As Pride Month Nears End, LGBT Political Culture Warring Escalates
You’d think drag brunches are why we’re paying $6 a gallon for gas.
We've got 10 days left in Pride Month. That it takes place this year during an election cycle that has been heavily influenced by culture wars putting gay and particularly trans issues front and center has inexplicably brought back into politics some pretty old ideas about LGBT issues.
Over the weekend, the Republican Party of Texas voted to approve language in their 2022 platform declaring that "homosexuality is an abnormal lifestyle choice" and opposing "special legal entitlements or creation of special status for homosexual behavior." It further states they "oppose all efforts to validate transgender identity" and calls for the legal prohibition of medical treatments like puberty blockers, hormones, and surgery for any trans person under the age of 21.
There is a lot of stuff in the whole platform (and not all of it is bad). The addition of this LGBT component is notable for what a weird throwback it is, much of it reminiscent of how conservatives used to talk about gay marriage back in the 1990s.
State political platforms are also somewhat easy targets to draw out culture war tensions. They are mostly relevant to party primaries in states and may indicate the mood of influential party participants but not the actual desires of party voters. Not only do an overwhelming majority of Americans support legal recognition of same-sex marriage, but as of 2021, a majority of Republicans (55 percent) also support it. Gallup polling shows support for gay and trans rights improving steadily over the last two decades.
Nevertheless, we have seen many examples this month that the "woke left" aren't the only ones versed in virtue signaling. Drag brunch is not going to be the downfall of America, but saying so is certainly a way of drawing media attention and playing to a particular group of conservative voters, freedom and liberty be damned. There are a lot of complex reasons (and really bad government policies) behind our inflation and supply chain crisis, our actual domestic problems. RuPaul is not one of those reasons.
Last week President Joe Biden signed a lengthy executive order that shows his willingness to jump into this culture war on behalf of the Democratic Party. On June 15, he signed an "Executive Order on Advancing Equality for Lesbian, Gay, Bisexual, Transgender, Queer, and Intersex Individuals" that pushes the Secretary of Health and Humans Services to seek out ways to intervene against "harmful State and local laws" that target and restrict the access of LGBT citizens to medical care and treatment.
This is clearly a response to states passing laws that attempt to ban or criminalize medical treatment for trans teens and children.

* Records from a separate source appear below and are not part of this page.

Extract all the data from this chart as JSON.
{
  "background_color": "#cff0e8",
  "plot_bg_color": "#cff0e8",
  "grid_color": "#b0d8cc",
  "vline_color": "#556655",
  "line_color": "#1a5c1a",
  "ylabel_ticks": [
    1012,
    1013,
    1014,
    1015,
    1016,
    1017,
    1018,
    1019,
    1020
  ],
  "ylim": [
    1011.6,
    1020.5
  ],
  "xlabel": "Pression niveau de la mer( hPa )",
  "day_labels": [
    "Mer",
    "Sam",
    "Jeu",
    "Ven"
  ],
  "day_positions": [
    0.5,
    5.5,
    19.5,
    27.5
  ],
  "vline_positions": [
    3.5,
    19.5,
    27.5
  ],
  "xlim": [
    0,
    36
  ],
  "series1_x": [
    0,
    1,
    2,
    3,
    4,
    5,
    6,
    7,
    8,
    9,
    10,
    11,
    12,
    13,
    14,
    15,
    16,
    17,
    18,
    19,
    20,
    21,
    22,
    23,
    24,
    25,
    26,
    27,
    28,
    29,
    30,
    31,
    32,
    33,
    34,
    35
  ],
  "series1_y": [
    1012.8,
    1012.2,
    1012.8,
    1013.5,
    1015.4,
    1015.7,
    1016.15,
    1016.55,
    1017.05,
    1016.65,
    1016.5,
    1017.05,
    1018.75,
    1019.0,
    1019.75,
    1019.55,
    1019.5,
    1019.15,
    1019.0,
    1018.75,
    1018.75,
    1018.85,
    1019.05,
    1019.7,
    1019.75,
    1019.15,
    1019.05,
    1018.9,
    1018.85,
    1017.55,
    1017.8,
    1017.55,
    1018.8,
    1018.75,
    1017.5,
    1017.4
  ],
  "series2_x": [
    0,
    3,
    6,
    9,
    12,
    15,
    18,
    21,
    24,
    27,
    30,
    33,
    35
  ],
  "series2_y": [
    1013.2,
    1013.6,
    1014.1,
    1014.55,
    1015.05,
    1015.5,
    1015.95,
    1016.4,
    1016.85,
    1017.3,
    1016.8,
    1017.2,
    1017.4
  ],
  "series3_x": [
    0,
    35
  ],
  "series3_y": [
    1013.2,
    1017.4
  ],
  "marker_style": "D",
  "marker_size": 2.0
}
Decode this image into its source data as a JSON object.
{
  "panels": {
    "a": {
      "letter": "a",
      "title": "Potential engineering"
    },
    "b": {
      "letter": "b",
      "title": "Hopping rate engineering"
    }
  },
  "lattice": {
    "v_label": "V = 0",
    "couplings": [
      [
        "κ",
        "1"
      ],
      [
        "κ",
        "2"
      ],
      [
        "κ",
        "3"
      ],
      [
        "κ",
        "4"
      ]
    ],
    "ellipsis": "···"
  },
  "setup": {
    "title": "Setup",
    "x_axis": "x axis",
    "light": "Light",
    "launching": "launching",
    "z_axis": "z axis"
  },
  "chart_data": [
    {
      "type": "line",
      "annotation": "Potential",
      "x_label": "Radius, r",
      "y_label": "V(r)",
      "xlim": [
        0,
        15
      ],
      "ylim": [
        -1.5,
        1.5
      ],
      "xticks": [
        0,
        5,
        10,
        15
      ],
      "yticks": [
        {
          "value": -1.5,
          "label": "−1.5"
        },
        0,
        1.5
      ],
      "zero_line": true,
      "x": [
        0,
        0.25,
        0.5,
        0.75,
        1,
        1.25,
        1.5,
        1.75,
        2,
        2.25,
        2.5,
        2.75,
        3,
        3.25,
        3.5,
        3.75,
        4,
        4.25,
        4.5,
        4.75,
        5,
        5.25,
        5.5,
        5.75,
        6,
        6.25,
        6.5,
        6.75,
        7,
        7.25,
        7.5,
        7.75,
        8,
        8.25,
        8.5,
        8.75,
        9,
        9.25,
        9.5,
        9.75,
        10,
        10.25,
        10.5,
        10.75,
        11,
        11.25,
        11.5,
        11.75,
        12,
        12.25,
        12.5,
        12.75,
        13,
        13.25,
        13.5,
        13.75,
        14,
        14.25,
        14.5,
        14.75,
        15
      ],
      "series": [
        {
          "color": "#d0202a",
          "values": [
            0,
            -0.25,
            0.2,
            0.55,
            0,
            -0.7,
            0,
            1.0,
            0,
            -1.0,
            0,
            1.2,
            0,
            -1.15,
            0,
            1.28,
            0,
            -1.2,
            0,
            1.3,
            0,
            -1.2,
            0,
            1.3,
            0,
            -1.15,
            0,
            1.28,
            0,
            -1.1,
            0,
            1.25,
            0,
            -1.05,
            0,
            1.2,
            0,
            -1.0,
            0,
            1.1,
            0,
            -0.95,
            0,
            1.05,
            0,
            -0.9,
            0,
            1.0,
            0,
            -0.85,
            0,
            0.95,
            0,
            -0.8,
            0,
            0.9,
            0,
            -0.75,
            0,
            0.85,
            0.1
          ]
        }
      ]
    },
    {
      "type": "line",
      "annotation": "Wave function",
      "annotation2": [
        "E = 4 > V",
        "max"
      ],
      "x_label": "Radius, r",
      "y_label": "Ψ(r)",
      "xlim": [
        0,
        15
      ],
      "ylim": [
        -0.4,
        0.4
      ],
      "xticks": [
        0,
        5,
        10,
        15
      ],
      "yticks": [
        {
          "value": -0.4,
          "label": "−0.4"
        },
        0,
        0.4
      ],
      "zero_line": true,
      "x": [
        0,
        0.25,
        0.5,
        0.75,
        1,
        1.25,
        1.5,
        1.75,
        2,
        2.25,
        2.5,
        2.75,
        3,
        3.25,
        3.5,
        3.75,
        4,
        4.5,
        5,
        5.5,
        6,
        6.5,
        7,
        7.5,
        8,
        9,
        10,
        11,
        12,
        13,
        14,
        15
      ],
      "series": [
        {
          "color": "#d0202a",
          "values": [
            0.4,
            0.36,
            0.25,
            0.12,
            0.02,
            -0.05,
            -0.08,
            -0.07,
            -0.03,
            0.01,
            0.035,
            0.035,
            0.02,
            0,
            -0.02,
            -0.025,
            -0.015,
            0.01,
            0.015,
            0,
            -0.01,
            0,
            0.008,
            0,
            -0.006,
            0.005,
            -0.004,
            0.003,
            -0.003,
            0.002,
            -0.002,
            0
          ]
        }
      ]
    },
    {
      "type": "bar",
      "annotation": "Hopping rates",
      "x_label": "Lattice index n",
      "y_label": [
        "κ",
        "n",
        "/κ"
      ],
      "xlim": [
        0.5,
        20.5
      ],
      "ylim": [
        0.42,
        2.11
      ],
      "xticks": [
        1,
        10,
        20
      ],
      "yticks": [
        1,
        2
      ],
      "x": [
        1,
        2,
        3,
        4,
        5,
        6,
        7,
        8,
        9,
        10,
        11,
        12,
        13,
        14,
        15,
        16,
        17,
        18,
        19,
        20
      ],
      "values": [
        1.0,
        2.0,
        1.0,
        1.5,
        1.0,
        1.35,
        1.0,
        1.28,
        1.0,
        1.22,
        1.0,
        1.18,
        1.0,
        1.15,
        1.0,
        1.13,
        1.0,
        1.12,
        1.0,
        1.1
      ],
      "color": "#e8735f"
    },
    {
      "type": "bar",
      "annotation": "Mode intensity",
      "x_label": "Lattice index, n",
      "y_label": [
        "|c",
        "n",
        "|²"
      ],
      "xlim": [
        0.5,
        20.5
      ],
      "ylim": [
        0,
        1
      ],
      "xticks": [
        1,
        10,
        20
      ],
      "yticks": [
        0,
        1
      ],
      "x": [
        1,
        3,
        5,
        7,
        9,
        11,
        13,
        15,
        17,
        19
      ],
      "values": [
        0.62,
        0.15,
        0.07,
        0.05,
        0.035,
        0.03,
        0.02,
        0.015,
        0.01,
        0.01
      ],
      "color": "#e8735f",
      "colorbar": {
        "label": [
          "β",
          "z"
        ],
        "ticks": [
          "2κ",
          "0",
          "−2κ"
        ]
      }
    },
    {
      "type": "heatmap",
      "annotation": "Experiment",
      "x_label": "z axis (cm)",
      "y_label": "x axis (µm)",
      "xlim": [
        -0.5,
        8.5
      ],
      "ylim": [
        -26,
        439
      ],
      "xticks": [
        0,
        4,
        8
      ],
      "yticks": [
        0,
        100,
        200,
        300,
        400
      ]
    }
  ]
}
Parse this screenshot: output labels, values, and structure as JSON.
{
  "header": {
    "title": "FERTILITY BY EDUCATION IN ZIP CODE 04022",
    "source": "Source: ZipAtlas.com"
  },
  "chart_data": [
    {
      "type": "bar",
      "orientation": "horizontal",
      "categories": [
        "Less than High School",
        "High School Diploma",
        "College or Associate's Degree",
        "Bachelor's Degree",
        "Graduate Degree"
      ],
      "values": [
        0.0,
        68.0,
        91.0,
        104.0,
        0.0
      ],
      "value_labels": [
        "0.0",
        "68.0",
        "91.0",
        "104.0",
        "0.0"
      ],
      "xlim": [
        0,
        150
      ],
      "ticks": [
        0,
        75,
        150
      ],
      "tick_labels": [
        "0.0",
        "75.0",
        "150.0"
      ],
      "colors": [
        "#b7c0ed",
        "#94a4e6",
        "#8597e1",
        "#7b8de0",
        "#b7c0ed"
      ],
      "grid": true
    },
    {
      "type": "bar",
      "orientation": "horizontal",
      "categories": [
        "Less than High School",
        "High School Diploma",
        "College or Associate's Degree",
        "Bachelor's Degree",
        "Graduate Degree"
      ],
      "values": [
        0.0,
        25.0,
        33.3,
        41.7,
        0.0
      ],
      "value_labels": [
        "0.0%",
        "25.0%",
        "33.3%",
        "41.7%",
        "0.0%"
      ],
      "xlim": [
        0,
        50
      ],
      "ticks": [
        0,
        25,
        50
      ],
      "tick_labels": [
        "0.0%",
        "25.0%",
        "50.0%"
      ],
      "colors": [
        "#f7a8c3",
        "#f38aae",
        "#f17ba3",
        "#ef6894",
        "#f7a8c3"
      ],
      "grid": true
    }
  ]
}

Similarly, the executive order calls for the Secretary of Education to attempt to intervene against any state laws they deem "harmful" to LGBT students and to "develop and release sample policies for supporting LGBTQI+ students' well-being and academic success in schools and educational institutions."
Incidentally, Biden is the first president to use the term "queer" in his executive orders, but it's not defined in the order. The term is generally not used in anti-discrimination laws precisely because it has become this vague umbrella term to the point that heterosexual people claim to be "queer." Its inclusion in the order is its own performative moment for the administration.

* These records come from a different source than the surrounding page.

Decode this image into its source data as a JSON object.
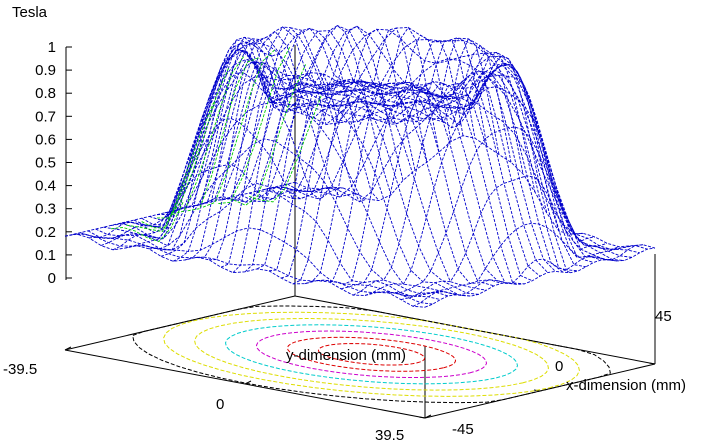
{
  "chart_data": {
    "type": "surface",
    "zlabel": "Tesla",
    "xlabel": "x-dimension (mm)",
    "ylabel": "y-dimension (mm)",
    "zlim": [
      0,
      1
    ],
    "z_ticks": [
      "0",
      "0.1",
      "0.2",
      "0.3",
      "0.4",
      "0.5",
      "0.6",
      "0.7",
      "0.8",
      "0.9",
      "1"
    ],
    "y_ticks": [
      "-39.5",
      "0",
      "39.5"
    ],
    "x_ticks": [
      "-45",
      "0",
      "45"
    ],
    "xlim": [
      -45,
      45
    ],
    "ylim": [
      -39.5,
      39.5
    ],
    "peak_value": 1.0,
    "center_value": 0.8,
    "edge_value": 0.2,
    "contour_levels": [
      0.8,
      0.7,
      0.6,
      0.5,
      0.4,
      0.3,
      0.2
    ],
    "colors": {
      "surface_top": "#0000cc",
      "surface_underside": "#00cc00",
      "contours": [
        "#dd0000",
        "#dd0000",
        "#cc00cc",
        "#00cccc",
        "#dddd00",
        "#dddd00",
        "#000000"
      ]
    }
  }
}
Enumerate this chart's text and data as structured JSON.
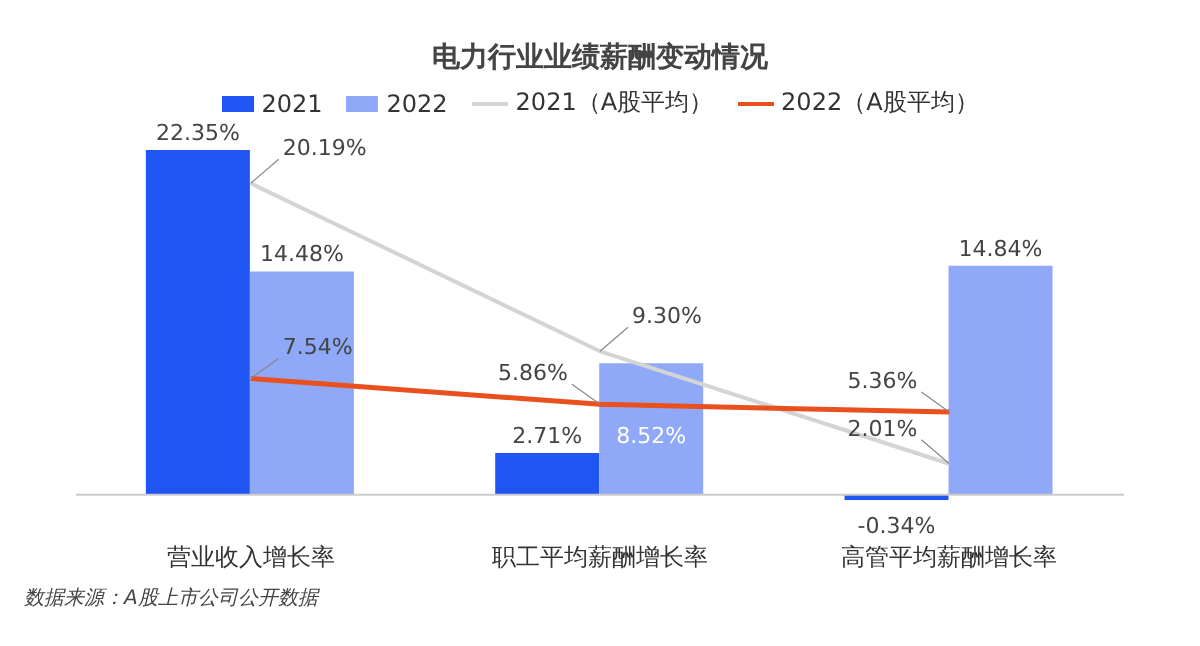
{
  "chart_data": {
    "type": "bar",
    "title": "电力行业业绩薪酬变动情况",
    "categories": [
      "营业收入增长率",
      "职工平均薪酬增长率",
      "高管平均薪酬增长率"
    ],
    "series": [
      {
        "name": "2021",
        "color": "#1f55f2",
        "values": [
          22.35,
          2.71,
          -0.34
        ],
        "value_labels": [
          "22.35%",
          "2.71%",
          "-0.34%"
        ]
      },
      {
        "name": "2022",
        "color": "#8fa9f8",
        "values": [
          14.48,
          8.52,
          14.84
        ],
        "value_labels": [
          "14.48%",
          "8.52%",
          "14.84%"
        ]
      },
      {
        "name": "2021（A股平均）",
        "type": "line",
        "color": "#d4d4d4",
        "values": [
          20.19,
          9.3,
          2.01
        ],
        "value_labels": [
          "20.19%",
          "9.30%",
          "2.01%"
        ]
      },
      {
        "name": "2022（A股平均）",
        "type": "line",
        "color": "#e8501e",
        "values": [
          7.54,
          5.86,
          5.36
        ],
        "value_labels": [
          "7.54%",
          "5.86%",
          "5.36%"
        ]
      }
    ],
    "legend": "top",
    "marker": "none",
    "tick_labels": "x",
    "annotations": [
      "数据来源：A股上市公司公开数据"
    ]
  }
}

To the extent that new state laws fueled by culture warring might violate the rights of LGBT citizens and run counter to federal law or Supreme Court rulings makes an executive order justifiable, though probably not necessary. Xavier Becerra, current Secretary of Health and Humans Services, doesn't need any encouragement to go around filing lawsuits. That's what he's known for.

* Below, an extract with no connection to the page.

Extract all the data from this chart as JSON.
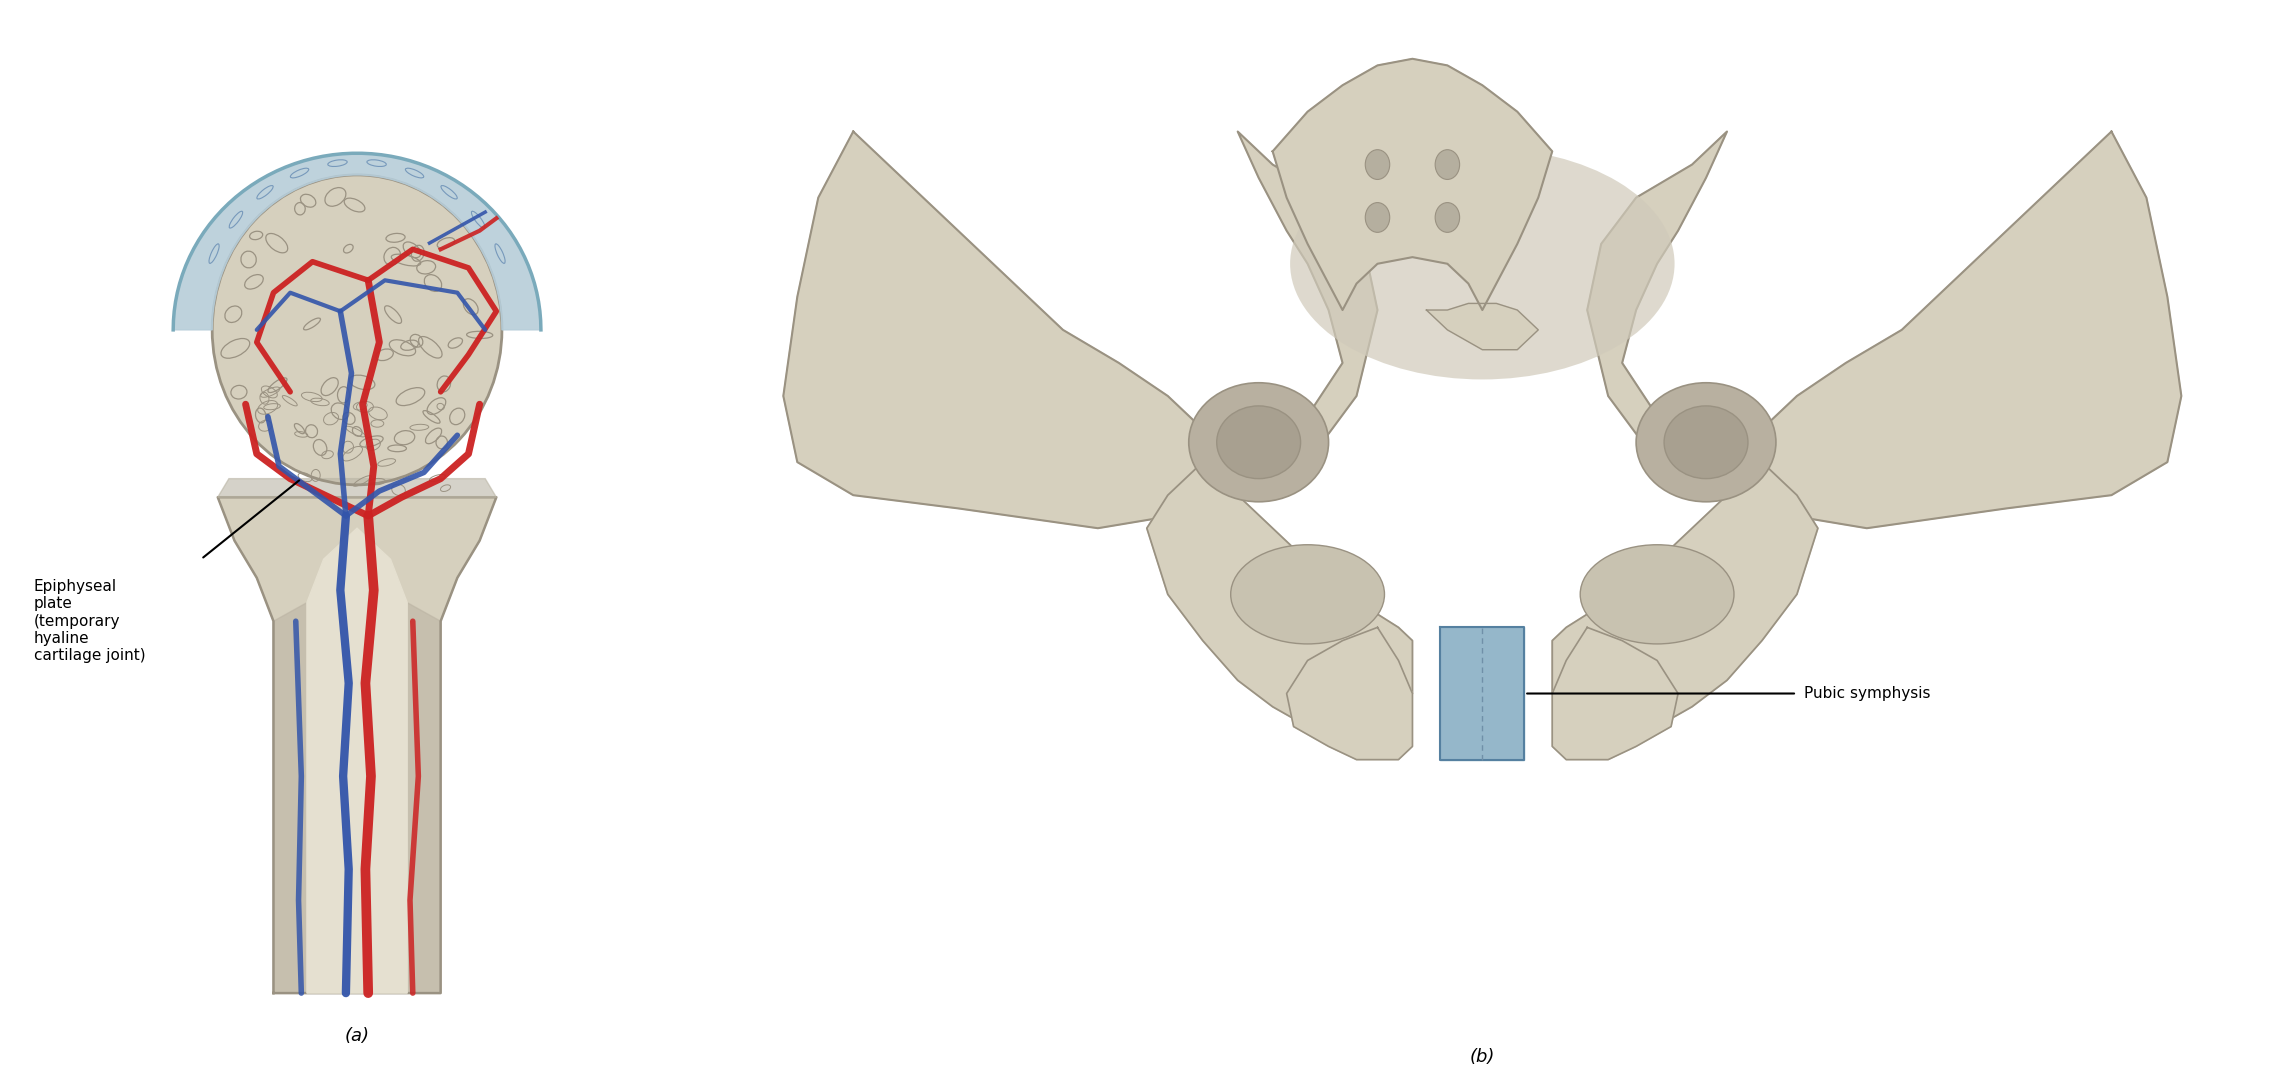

But that's not all the executive order does. It calls for the feds to wade into the political fight over conversion therapy (the controversial theory debunked by medical experts that homosexuality and trans identity can be "cured") and asks the Federal Trade Commission to determine whether the practice is fraudulent and requires consumer warnings.
Paragraph after paragraph calls for more federal research and working groups on LGBT health issues and whether LGBT people are more likely to have to deal with homelessness, have problems with accessing social services, determine whether older LGBT folks have issues with long-term care, et cetera. A lot of the executive order is a wish list that affirms an LGBT-friendly and expansive bureaucratic state.
And so the culture war politics involved here are a partisan fight over what will be forbidden and what will be mandated, and being left alone is just not an option on the table. Drag queens and trans athletes have to be presented as some massive cultural threat on one side, while LGBT people (and "queer" people, whoever they might be if not LGBT people) as a whole need to be collectively classified as hapless children to justify a set of unneeded government interventions by the other.